Key Lab of Science and Technology of Eco-textile, Ministry of Education, College of Chemistry, Chemical Engineering and Biotechnology, Donghua University, Shanghai 201620, People's Republic of China; Innovation Center for Textile Science and Technology of Donghua University, Donghua University, Shanghai 201620, People's Republic of China.
Materials Science and Engineering Program, University of Colorado, Boulder, CO 80309, United States of America.
Int J Biol Macromol. 2020 Apr 1;148:811-816. doi: 10.1016/j.ijbiomac.2020.01.172. Epub 2020 Jan 18.

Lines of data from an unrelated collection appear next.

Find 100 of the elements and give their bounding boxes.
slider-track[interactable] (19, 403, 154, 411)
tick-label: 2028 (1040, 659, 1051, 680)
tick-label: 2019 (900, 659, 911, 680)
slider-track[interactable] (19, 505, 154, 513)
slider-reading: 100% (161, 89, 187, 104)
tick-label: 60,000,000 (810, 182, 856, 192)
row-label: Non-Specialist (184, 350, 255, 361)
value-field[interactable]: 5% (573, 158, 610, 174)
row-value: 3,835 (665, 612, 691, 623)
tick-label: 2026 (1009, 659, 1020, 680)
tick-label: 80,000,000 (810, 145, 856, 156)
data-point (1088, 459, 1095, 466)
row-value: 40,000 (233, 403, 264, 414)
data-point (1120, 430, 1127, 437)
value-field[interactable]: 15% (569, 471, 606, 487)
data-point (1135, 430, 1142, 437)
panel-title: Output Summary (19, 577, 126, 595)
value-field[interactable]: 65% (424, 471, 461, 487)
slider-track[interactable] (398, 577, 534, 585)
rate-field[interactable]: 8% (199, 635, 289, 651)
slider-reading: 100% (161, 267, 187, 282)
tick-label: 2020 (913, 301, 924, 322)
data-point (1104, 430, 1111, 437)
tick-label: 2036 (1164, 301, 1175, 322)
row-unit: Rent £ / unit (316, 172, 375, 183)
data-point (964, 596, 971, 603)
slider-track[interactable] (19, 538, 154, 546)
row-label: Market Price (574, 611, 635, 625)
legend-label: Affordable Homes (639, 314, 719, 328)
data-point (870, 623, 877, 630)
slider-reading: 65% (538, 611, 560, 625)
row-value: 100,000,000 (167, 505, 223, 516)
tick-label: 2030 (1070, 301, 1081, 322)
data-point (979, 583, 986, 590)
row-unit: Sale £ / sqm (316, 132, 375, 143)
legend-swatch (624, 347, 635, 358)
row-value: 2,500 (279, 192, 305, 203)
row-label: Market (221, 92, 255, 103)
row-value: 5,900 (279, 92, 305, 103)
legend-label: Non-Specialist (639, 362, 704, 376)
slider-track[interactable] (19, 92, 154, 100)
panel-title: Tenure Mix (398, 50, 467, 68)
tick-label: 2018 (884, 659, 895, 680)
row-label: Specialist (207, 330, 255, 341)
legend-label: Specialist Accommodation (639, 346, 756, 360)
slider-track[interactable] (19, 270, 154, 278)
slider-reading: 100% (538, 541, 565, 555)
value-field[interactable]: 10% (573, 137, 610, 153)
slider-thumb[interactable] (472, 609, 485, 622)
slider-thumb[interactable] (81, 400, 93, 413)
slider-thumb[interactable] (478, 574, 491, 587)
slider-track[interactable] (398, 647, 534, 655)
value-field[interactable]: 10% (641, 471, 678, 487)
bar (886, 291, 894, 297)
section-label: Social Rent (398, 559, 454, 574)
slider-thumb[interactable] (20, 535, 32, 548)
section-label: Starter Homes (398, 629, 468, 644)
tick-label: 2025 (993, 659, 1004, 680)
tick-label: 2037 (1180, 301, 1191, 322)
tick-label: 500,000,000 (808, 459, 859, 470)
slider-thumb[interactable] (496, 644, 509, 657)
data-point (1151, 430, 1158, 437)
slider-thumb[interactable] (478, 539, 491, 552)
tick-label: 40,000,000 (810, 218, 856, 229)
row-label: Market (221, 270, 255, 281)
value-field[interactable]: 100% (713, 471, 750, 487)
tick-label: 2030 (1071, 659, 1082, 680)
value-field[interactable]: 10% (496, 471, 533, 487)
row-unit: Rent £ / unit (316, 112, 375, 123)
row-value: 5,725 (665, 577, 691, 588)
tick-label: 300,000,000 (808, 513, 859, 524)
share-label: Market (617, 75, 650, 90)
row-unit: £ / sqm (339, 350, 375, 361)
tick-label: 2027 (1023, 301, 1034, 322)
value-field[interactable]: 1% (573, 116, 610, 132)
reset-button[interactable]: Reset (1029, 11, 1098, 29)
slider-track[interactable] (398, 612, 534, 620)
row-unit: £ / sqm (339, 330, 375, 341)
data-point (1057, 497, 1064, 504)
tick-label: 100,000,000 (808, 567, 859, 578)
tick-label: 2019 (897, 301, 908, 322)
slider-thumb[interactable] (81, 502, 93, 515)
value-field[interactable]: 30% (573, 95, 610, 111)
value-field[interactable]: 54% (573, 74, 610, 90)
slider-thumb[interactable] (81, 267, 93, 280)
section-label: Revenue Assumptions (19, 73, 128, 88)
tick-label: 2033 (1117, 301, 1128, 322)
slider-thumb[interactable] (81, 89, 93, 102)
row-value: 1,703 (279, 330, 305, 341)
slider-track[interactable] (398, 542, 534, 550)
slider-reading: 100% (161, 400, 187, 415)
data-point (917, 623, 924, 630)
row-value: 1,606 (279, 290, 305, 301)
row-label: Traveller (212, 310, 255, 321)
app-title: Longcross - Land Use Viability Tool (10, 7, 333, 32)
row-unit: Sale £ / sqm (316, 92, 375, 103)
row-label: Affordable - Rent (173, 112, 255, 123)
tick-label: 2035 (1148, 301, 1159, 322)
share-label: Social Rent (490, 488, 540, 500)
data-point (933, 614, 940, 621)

Cellulosic colloidal suspensions present unique opportunities for rheological modification of complex fluids. In this work, the rheological behavior of regenerated cellulose (RC) suspensions, including their oscillating shear and time-dependent behavior, as well as yield stress, were studied. The rheological effects of sodium alginate's addition to aqueous RC solutions subject to shear flow were investigated. The results reveal that the RC suspension exhibited "gel-like" behavior and had a shear-thinning property. At increasing RC concentrations, the suspensions' yield stress and the extent of viscosity recovery after plastic deformation had both increased. The viscoelastic suspensions underwent a transition from "solid-like" to "liquid-like" behavior upon sodium alginate's inclusion. Sodium alginate was found to enhance RC suspensions' viscosity recoverability. Furthermore, with increasing concentrations of sodium alginate, the yield stress of RC suspension began to decrease and then vanished, occurring below the 1:1 RC: sodium alginate weight ratio with total solid content fixed at 1 wt%, due to RC's inability to form an extended network RC. This study yields insights into the rheology of RC suspensions and the influence of sodium alginate and supports both their usage as rheological modifies in applications such as coatings, drug delivery systems, and additive manufacturing techniques such as 3D printing.
纤维素胶体悬浮液为复杂流体的流变改性提供了独特的机会。在这项工作中,研究了再生纤维素 (RC) 悬浮液的流变行为,包括其振荡剪切和时变行为以及屈服应力。研究了在剪切流作用下向 RC 水溶液中添加海藻酸钠对其流变性能的影响。结果表明,RC 悬浮液表现出“凝胶状”行为,并具有剪切变稀特性。随着 RC 浓度的增加,悬浮液的屈服应力和塑性变形后粘度恢复程度都有所增加。粘弹性悬浮液在添加海藻酸钠后从“固态”转变为“液态”行为。发现海藻酸钠可以提高 RC 悬浮液的粘度恢复能力。此外,随着海藻酸钠浓度的增加,RC 悬浮液的屈服应力开始下降,然后消失,在总固含量为 1 wt% 且固定的情况下,当 RC:海藻酸钠的重量比达到 1:1 时,这是由于 RC 无法形成延伸的网络 RC。该研究深入了解了 RC 悬浮液的流变特性以及海藻酸钠的影响,并支持它们在涂料、药物输送系统和添加剂制造技术(如 3D 打印)等应用中作为流变改性剂的使用。